Data Analysis for Decision Making
Assignment: Build a scorecard from scratch
Deadline to submit: November 19, 2023, at 11:59PM (Paris time)
The main goal of this assignment is to write a report that explains the approach you have considered to build a scorecard by your own. We will consider the dataset “dataassignment.xlsx” . In this dataset, a bank has collected the information about payment incident for a lending portfolio of 2850 French borrowers. Our goal is to make prediction of the probability a borrower experiences a payment default on his credit conditionally to his/her characteristics. The variable we want to predict is the variable “incident” that is equal to “Yes” is the borrower has experienced a payment default, or “No” if the borrower has not experienced a payment default on his credit.
Using the Chapter 2 on probability, we want to forecast P(incident=”Yes”) using the concept of probability with multiple conditioning events as done in Example 10 of Chapter 2 for instance.
To predict the variable “incident”, you have at your disposal 8 variables.
• “income” : monthly income of the borrower (in euros).
• “duration”: credit duration of the borrower (in months).
• “amount”: credit amount of the borrower (in euros).
• “family”: “Single” if the borrower is single, “Married” if the borrower is married.
• “seniority” : number of months since the borrower has been a bank customer.
• “credcard”: “Yes” if the borrower ownsacredit card, “No” otherwise.
• “age” : age of the borrower (in years).
• “depbirth” : “Department 1”, “Department 2”, or “Department 3” according to the department of birth of the borrower.
To help the construction of the scorecard, have a look on the examples 10 and 11 of Chapter 2 that will be very useful.
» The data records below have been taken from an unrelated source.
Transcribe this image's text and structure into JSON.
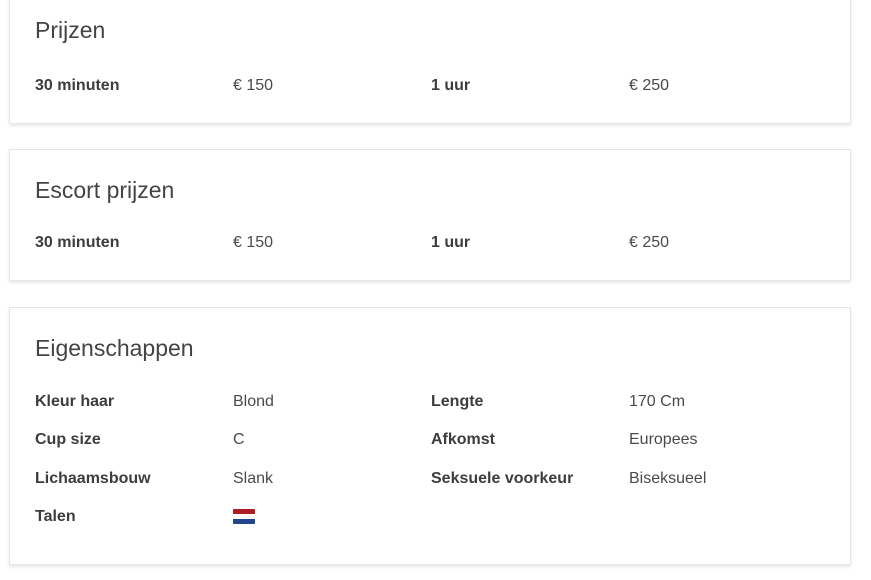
{
  "prijzen": {
    "title": "Prijzen",
    "rows": [
      {
        "label1": "30 minuten",
        "value1": "€ 150",
        "label2": "1 uur",
        "value2": "€ 250"
      }
    ]
  },
  "escort_prijzen": {
    "title": "Escort prijzen",
    "rows": [
      {
        "label1": "30 minuten",
        "value1": "€ 150",
        "label2": "1 uur",
        "value2": "€ 250"
      }
    ]
  },
  "eigenschappen": {
    "title": "Eigenschappen",
    "rows": [
      {
        "label1": "Kleur haar",
        "value1": "Blond",
        "label2": "Lengte",
        "value2": "170 Cm"
      },
      {
        "label1": "Cup size",
        "value1": "C",
        "label2": "Afkomst",
        "value2": "Europees"
      },
      {
        "label1": "Lichaamsbouw",
        "value1": "Slank",
        "label2": "Seksuele voorkeur",
        "value2": "Biseksueel"
      }
    ],
    "talen": {
      "label": "Talen",
      "flags": [
        {
          "icon": "flag-netherlands-icon",
          "colors": [
            "#ae1c28",
            "#ffffff",
            "#21468b"
          ]
        }
      ]
    }
  },
  "colors": {
    "text": "#3a3a3a",
    "card_border": "#e6e6e6"
  }
}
In this project, I expect you to:
1. Perform a univariate analysis of the variables to get a better idea of the data. (see Chapter 1 for performing this step.)
a. Give the list of numerical variables and categorical variables in the dataset.
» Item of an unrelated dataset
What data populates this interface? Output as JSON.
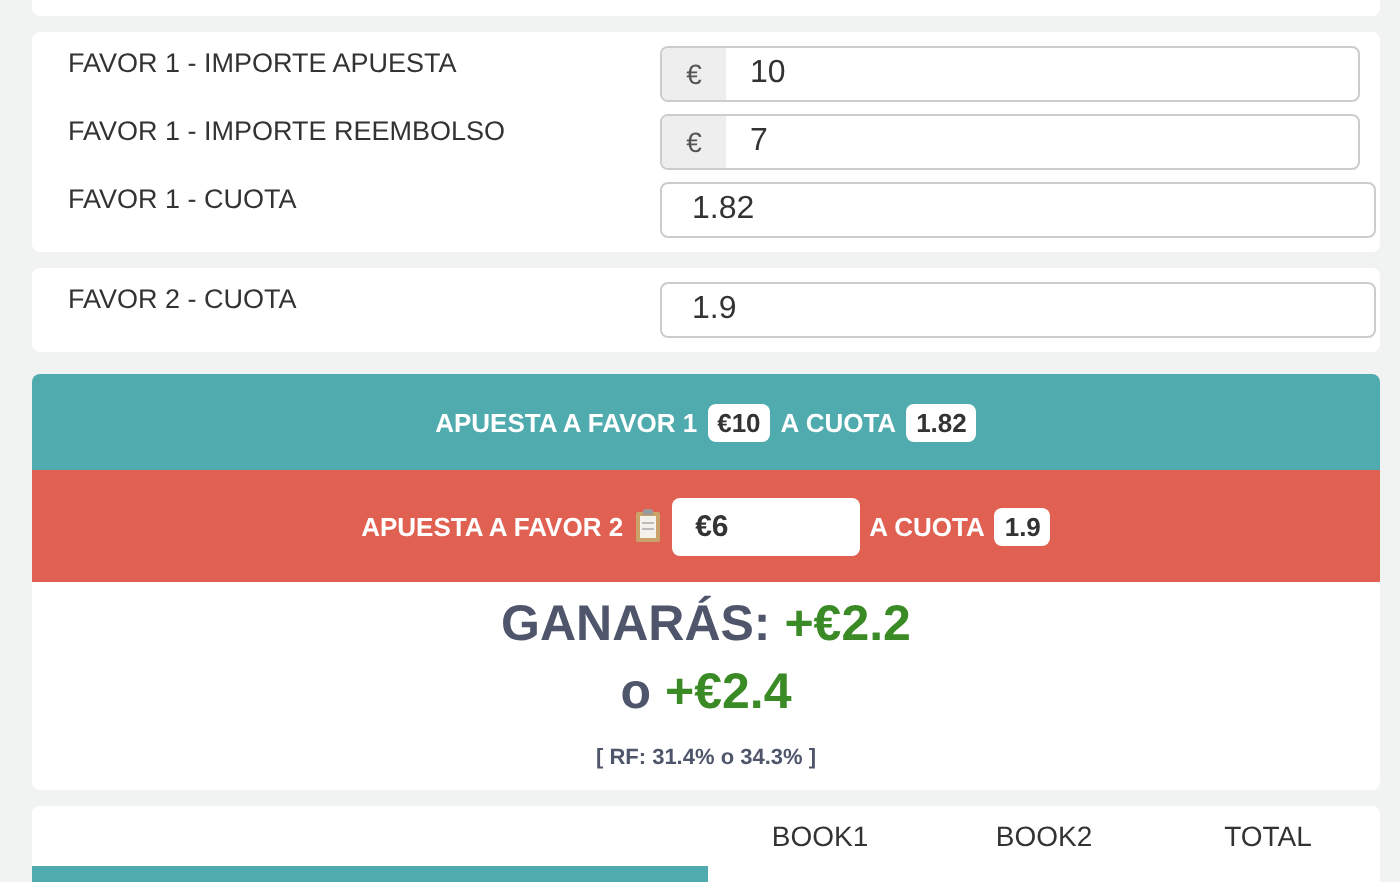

b. Give a table displaying some numerical descriptive measures for the numerical variables (such as the mean, standard deviation, skewness, kurtosis, …).
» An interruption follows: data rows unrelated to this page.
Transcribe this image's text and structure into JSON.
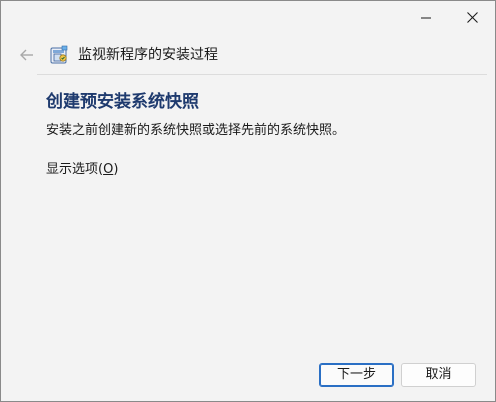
{
  "window": {
    "minimize_icon": "minimize-icon",
    "close_icon": "close-icon"
  },
  "nav": {
    "back_icon": "back-arrow-icon",
    "app_icon": "program-install-monitor-icon",
    "title": "监视新程序的安装过程"
  },
  "main": {
    "heading": "创建预安装系统快照",
    "description": "安装之前创建新的系统快照或选择先前的系统快照。",
    "options_label": "显示选项(",
    "options_mnemonic": "O",
    "options_suffix": ")"
  },
  "footer": {
    "next_label": "下一步",
    "cancel_label": "取消"
  },
  "colors": {
    "background": "#f3f3f3",
    "heading": "#1e3a6e",
    "default_button_border": "#2a6fc4"
  }
}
c. Give frequency tables for the categorical variables.
2. Bin the numerical variables into categorical variables using the binning method of
your choice. (see Chapter 2 for performing this step.). Note that it is also possible to perform the binning step after the step 3 of variableselection. Note also that it is
possible to consider several binning methods and to compare them in order to select the method that maximizes the dependence between the conditional variables and the variable “incident”.
3. Select a subset of 3 or 4 variables (out of the 8 variables) that will be used to predict the variable “incident”. (see Chapter 5 for performing this step.)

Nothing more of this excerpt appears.